Uno dei primi problemi che si pongono nell'insegnamento/apprendimento della matematica è comunque quello della distinzione espressioni per rappresentare numeri irrazionali, non rappresentabili in modo esatto con numeri in forma decimale limitata, ed espressioni decimali esatte per rappresentare risultati di un loro calcolo approssimato, ottenuto spesso in modo nascosto attraverso una calcolatrice; questo accade ad esempio quando, da soluzioni esatte delle equazioni di secondo grado attraverso la nota formula, si passa a una loro valutazione numerica approssimata.

Anche i metodi geometrici ad esempio per le estrazioni delle radici quadrate, sia esatti sia approssimati come quello basato sul Mesolabio di Eratostene per trovare la radice quadrata di un numero tra 0 e 1, o come i meccanismi risolutori generali di equazioni comportano in genere la necessità di arrivare a una valutazione numerica approssimata.

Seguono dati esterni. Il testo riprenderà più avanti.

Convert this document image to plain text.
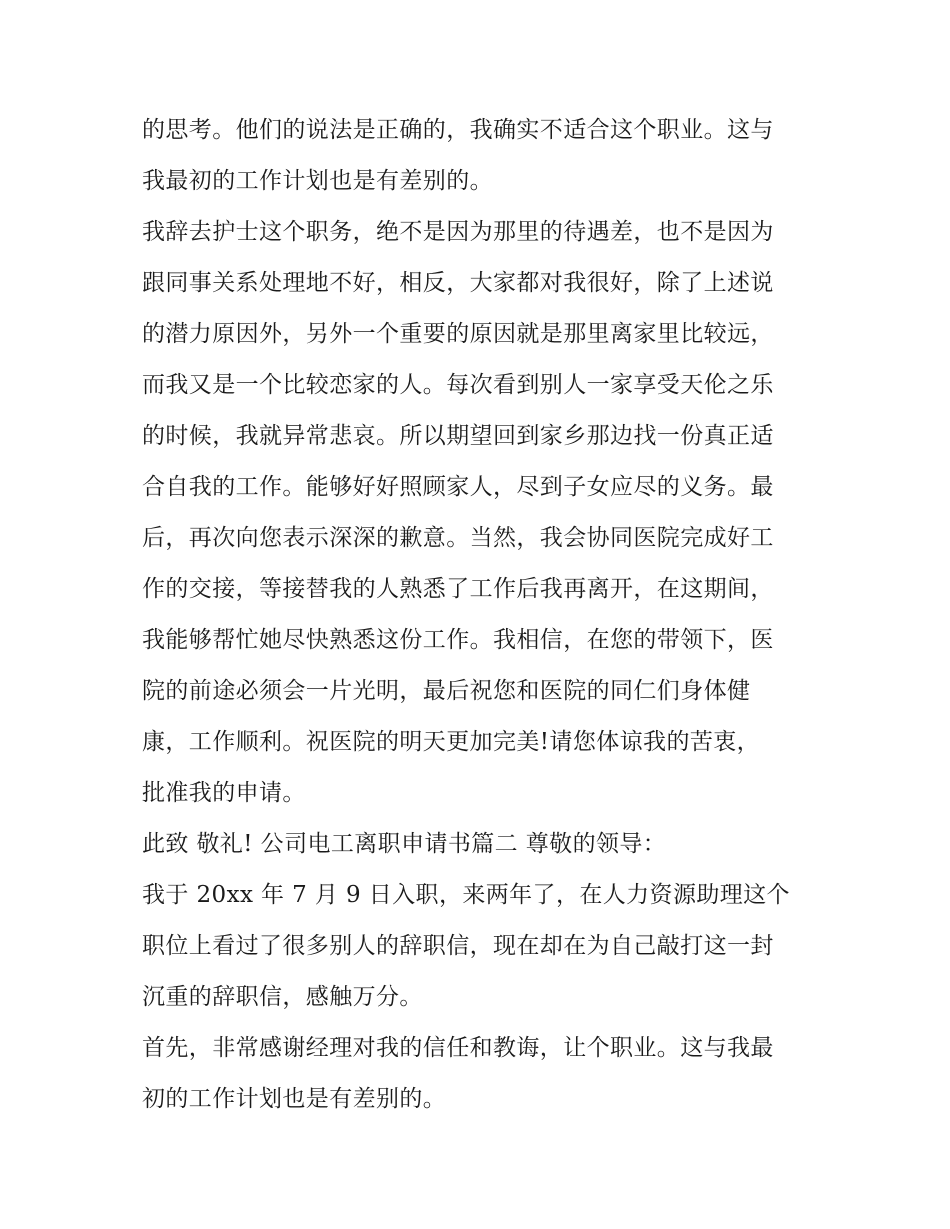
的思考。他们的说法是正确的，我确实不适合这个职业。这与
我最初的工作计划也是有差别的。
我辞去护士这个职务，绝不是因为那里的待遇差，也不是因为
跟同事关系处理地不好，相反，大家都对我很好，除了上述说
的潜力原因外，另外一个重要的原因就是那里离家里比较远，
而我又是一个比较恋家的人。每次看到别人一家享受天伦之乐
的时候，我就异常悲哀。所以期望回到家乡那边找一份真正适
合自我的工作。能够好好照顾家人，尽到子女应尽的义务。最
后，再次向您表示深深的歉意。当然，我会协同医院完成好工
作的交接，等接替我的人熟悉了工作后我再离开，在这期间，
我能够帮忙她尽快熟悉这份工作。我相信，在您的带领下，医
院的前途必须会一片光明，最后祝您和医院的同仁们身体健
康，工作顺利。祝医院的明天更加完美!请您体谅我的苦衷，
批准我的申请。
此致 敬礼! 公司电工离职申请书篇二 尊敬的领导：
我于 20xx 年 7 月 9 日入职，来两年了，在人力资源助理这个
职位上看过了很多别人的辞职信，现在却在为自己敲打这一封
沉重的辞职信，感触万分。
首先，非常感谢经理对我的信任和教诲，让个职业。这与我最
初的工作计划也是有差别的。
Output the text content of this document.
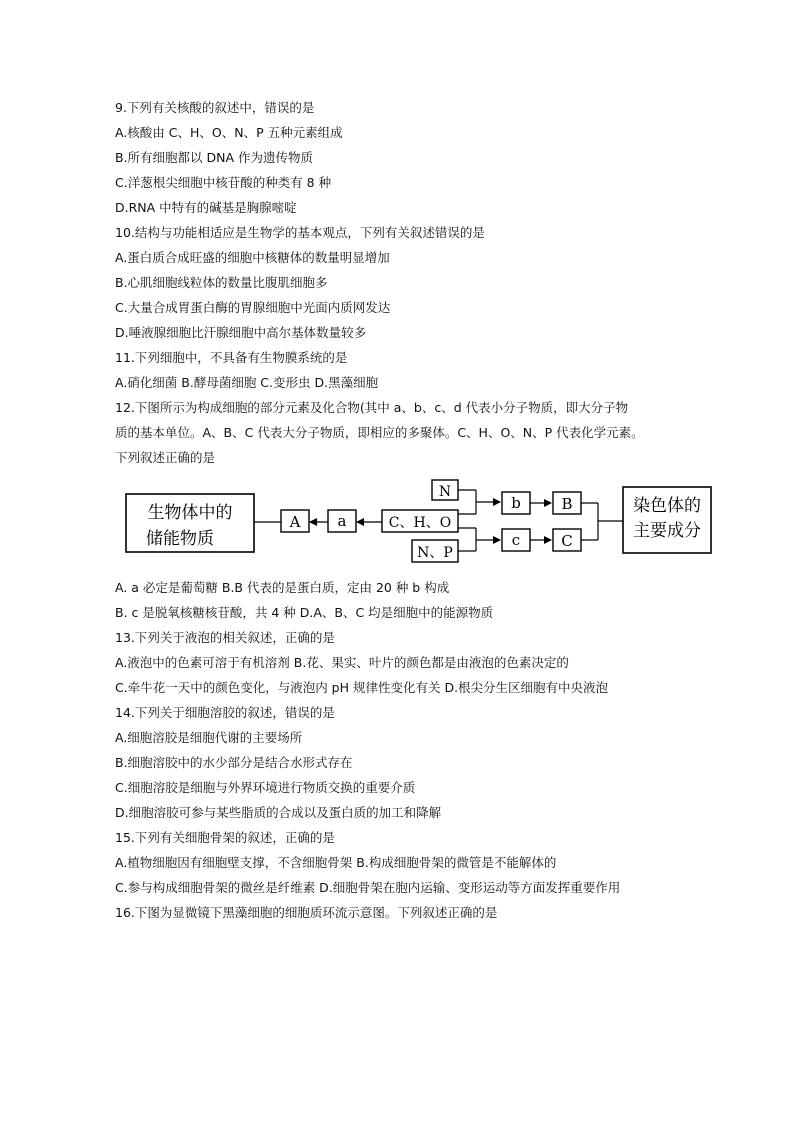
9.下列有关核酸的叙述中，错误的是
A.核酸由 C、H、O、N、P 五种元素组成
B.所有细胞都以 DNA 作为遗传物质
C.洋葱根尖细胞中核苷酸的种类有 8 种
D.RNA 中特有的碱基是胸腺嘧啶
10.结构与功能相适应是生物学的基本观点，下列有关叙述错误的是
A.蛋白质合成旺盛的细胞中核糖体的数量明显增加
B.心肌细胞线粒体的数量比腹肌细胞多
C.大量合成胃蛋白酶的胃腺细胞中光面内质网发达
D.唾液腺细胞比汗腺细胞中高尔基体数量较多
11.下列细胞中，不具备有生物膜系统的是
A.硝化细菌 B.酵母菌细胞 C.变形虫 D.黑藻细胞
12.下图所示为构成细胞的部分元素及化合物(其中 a、b、c、d 代表小分子物质，即大分子物
质的基本单位。A、B、C 代表大分子物质，即相应的多聚体。C、H、O、N、P 代表化学元素。
下列叙述正确的是
生物体中的
储能物质
A a	C、H、O
N
N、P
b
c
B
C
染色体的
主要成分
A. a 必定是葡萄糖 B.B 代表的是蛋白质，定由 20 种 b 构成
B. c 是脱氧核糖核苷酸，共 4 种 D.A、B、C 均是细胞中的能源物质
13.下列关于液泡的相关叙述，正确的是
A.液泡中的色素可溶于有机溶剂 B.花、果实、叶片的颜色都是由液泡的色素决定的
C.牵牛花一天中的颜色变化，与液泡内 pH 规律性变化有关 D.根尖分生区细胞有中央液泡
14.下列关于细胞溶胶的叙述，错误的是
A.细胞溶胶是细胞代谢的主要场所
B.细胞溶胶中的水少部分是结合水形式存在
C.细胞溶胶是细胞与外界环境进行物质交换的重要介质
D.细胞溶胶可参与某些脂质的合成以及蛋白质的加工和降解
15.下列有关细胞骨架的叙述，正确的是
A.植物细胞因有细胞壁支撑，不含细胞骨架 B.构成细胞骨架的微管是不能解体的
C.参与构成细胞骨架的微丝是纤维素 D.细胞骨架在胞内运输、变形运动等方面发挥重要作用
16.下图为显微镜下黑藻细胞的细胞质环流示意图。下列叙述正确的是
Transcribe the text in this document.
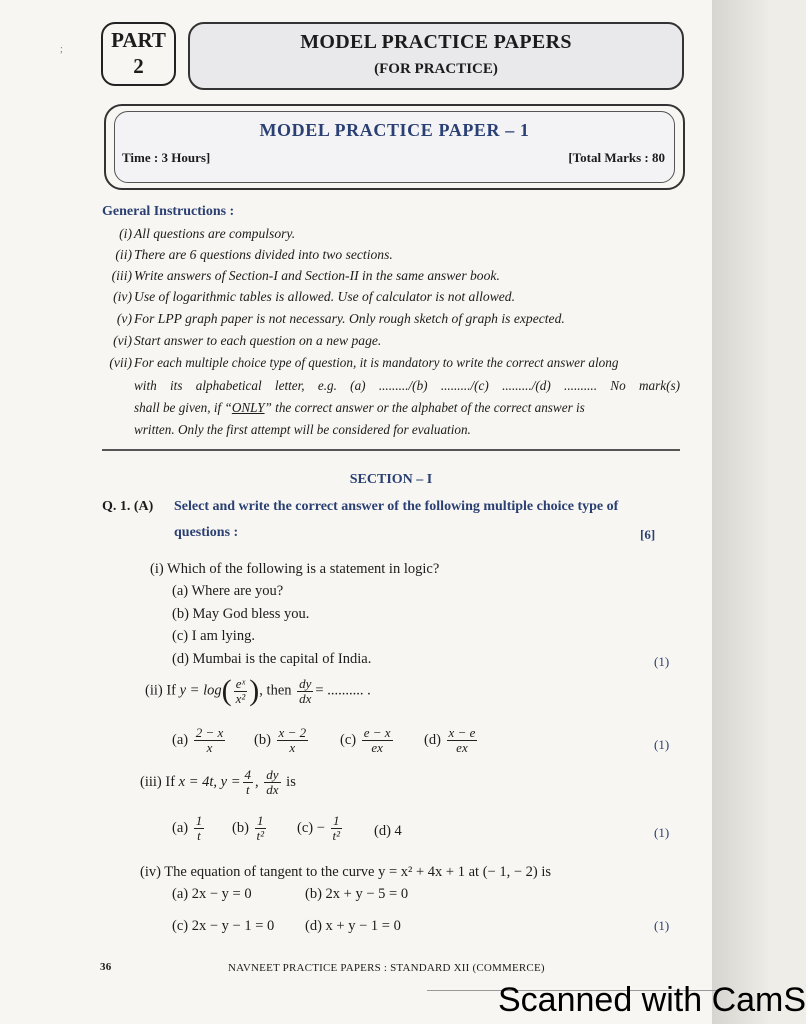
;	PART
2
MODEL PRACTICE PAPERS
(FOR PRACTICE)
MODEL PRACTICE PAPER – 1
Time : 3 Hours]	[Total Marks : 80
General Instructions :
(i) All questions are compulsory.
(ii) There are 6 questions divided into two sections.
(iii) Write answers of Section-I and Section-II in the same answer book.
(iv) Use of logarithmic tables is allowed. Use of calculator is not allowed.
(v) For LPP graph paper is not necessary. Only rough sketch of graph is expected.
(vi) Start answer to each question on a new page.
(vii) For each multiple choice type of question, it is mandatory to write the correct answer along
with its alphabetical letter, e.g. (a) ........./(b) ........./(c) ........./(d) .......... No mark(s)
shall be given, if “ONLY” the correct answer or the alphabet of the correct answer is
written. Only the first attempt will be considered for evaluation.
SECTION – I
Q. 1. (A) Select and write the correct answer of the following multiple choice type of
questions :	[6]
(i) Which of the following is a statement in logic?
(a) Where are you?
(b) May God bless you.
(c) I am lying.
(d) Mumbai is the capital of India.	(1)
(ii) If $y = \log( \frac{\text{eˣ}}{\text{x²}}$ ), then $\frac{dy}{dx}$ = .......... .
$(a) \frac{2 - x}{x} (b) \frac{x - 2}{x} (c) \frac{e - x}{ex} (d) \frac{x - e}{ex}$	(1)
(iii) If x = 4t, $y = \frac{4}{t}$ , $\frac{dy}{dx}$ is
$(a) \frac{1}{t} (b) \frac{1}{\text{t²}} (c) - \frac{1}{\text{t²}} (d)$ 4	(1)
(iv) The equation of tangent to the curve y = x² + 4x + 1 at (− 1, − 2) is
(a) 2x − y = 0	(b) 2x + y − 5 = 0
(c) 2x − y − 1 = 0 (d) x + y − 1 = 0	(1)
36	NAVNEET PRACTICE PAPERS : STANDARD XII (COMMERCE)
Scanned with CamS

Se anche le più modeste calcolatrici tascabili estraggono radici mentre le più sofisticate risolvono equazioni senza che l'utente debba darsi pena di sapere come, l'insegnante ha il dovere di ricordare che queste macchine implementano algoritmi di calcolo approssimato, e dove possibile è importante che esamini i metodi fondamentali, quelli che hanno preceduto gli algoritmi oggi più efficienti, tra gli oggetti di studio dell'analisi numerica.

Si tratta inoltre di un tipico argomento di integrazione tra matematica e informatica - da affrontare non necessariamente dopo il calcolo infinitesimale ma, in parte, anche prima per motivare al concetto di limite - che può stimolare l'uso del laboratorio servendosi sia di linguaggi di programmazione tradizionali sia di altri ambienti come il foglio elettronico.